Third, a plan needs to be in place to ensure countries receiving vaccine donations can actually put them into peoples’ arms. We call this absorption capacity, and it’s as important as having enough doses. Between the UK, the US and European nations, there is an incredible amount of insight into what it takes to ready a country to inoculate its populations. The G7 must coordinate the remarkable human beings behind their respective vaccine efforts – for the UK that includes Sir Simon Stevens and Kate Bingham – into a vaccine absorption and procurement taskforce that can work with countries now to set up cold storage facilities and vaccine centres and train an army of vaccinators.
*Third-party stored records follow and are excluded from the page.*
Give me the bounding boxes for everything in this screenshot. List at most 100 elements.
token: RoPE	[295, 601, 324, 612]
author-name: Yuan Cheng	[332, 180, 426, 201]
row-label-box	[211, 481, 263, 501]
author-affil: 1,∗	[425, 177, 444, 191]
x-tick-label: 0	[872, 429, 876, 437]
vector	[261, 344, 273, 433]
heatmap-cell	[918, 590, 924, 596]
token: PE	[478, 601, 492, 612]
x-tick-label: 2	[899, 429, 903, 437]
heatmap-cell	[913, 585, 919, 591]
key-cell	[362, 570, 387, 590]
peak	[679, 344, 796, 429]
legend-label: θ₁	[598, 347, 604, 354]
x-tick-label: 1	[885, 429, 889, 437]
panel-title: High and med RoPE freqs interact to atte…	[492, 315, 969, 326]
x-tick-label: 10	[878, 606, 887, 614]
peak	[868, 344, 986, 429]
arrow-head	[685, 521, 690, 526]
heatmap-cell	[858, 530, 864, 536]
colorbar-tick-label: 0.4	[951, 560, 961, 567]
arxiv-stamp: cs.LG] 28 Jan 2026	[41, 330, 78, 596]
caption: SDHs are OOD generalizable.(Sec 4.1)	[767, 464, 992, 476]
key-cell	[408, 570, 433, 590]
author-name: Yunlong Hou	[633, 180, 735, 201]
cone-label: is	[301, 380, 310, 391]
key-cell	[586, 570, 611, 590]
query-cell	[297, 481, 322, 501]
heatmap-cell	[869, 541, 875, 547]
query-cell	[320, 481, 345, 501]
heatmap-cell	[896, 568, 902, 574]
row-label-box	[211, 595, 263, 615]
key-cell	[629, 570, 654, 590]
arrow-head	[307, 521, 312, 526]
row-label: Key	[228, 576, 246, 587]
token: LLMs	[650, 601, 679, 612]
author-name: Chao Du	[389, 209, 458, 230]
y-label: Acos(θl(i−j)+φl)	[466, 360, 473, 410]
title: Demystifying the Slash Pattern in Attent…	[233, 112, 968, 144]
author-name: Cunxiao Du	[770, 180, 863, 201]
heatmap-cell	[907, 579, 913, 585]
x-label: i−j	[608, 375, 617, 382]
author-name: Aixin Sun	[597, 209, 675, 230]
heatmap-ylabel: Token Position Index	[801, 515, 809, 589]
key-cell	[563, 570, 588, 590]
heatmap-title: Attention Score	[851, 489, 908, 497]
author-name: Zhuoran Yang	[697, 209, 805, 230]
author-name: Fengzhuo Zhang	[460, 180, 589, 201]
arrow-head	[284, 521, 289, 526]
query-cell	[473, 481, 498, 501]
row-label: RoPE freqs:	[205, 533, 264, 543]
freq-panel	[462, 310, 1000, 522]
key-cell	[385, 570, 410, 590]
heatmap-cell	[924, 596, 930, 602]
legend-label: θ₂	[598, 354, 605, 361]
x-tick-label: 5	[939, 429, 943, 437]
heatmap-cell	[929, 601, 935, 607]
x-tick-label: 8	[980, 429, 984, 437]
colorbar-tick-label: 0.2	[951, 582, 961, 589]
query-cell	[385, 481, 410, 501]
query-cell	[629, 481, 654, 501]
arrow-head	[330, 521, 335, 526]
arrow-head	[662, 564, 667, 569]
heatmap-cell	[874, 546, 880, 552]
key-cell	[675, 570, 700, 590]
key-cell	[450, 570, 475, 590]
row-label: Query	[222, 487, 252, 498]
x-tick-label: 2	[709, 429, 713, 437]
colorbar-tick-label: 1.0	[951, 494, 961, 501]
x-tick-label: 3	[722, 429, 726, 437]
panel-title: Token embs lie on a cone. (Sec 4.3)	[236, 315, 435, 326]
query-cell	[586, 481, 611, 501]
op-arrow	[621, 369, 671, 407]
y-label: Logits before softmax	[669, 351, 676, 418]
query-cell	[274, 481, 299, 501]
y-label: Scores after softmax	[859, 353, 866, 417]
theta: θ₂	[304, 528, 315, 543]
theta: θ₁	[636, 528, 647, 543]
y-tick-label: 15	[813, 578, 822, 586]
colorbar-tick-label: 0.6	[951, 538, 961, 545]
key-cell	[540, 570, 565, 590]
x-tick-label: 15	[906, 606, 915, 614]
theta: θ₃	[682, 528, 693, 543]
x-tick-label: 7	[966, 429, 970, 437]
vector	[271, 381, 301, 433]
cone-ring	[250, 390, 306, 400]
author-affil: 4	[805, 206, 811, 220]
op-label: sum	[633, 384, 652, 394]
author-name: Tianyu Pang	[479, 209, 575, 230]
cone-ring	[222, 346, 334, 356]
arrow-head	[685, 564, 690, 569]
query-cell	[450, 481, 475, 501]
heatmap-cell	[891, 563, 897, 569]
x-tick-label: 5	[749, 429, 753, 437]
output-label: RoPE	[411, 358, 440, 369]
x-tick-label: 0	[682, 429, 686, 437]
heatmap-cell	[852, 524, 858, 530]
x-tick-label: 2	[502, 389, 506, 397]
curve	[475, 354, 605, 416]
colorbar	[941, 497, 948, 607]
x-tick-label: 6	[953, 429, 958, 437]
Far from cutting development budgets, countries should reorientate their aid to directly assist this effort.

Vaccines are our shield but also our sword. Combined with rapid tests and a reliable proof of status, they can take on the devastating indirect effect of the virus by providing an alternative to lockdowns, with a Covid Pass helping to reopening domestic and global economies. Quarantining for travellers between G7 countries and other trusted nations should be removed for the fully vaccinated, with proof of vaccine and testing status interoperable between nations. The G7 must coordinate this global Covid Pass.

World leadership has been in short supply in recent years, and while Cornwall appears to mark its re-emergence, the test will be in the commitment leaders make – beyond the fine words and aspirations, in search of a here today, gone tomorrow headline – to turning the promises made at the summit into a reality. This is what the G7 must do. The world and countless lives are depending on it.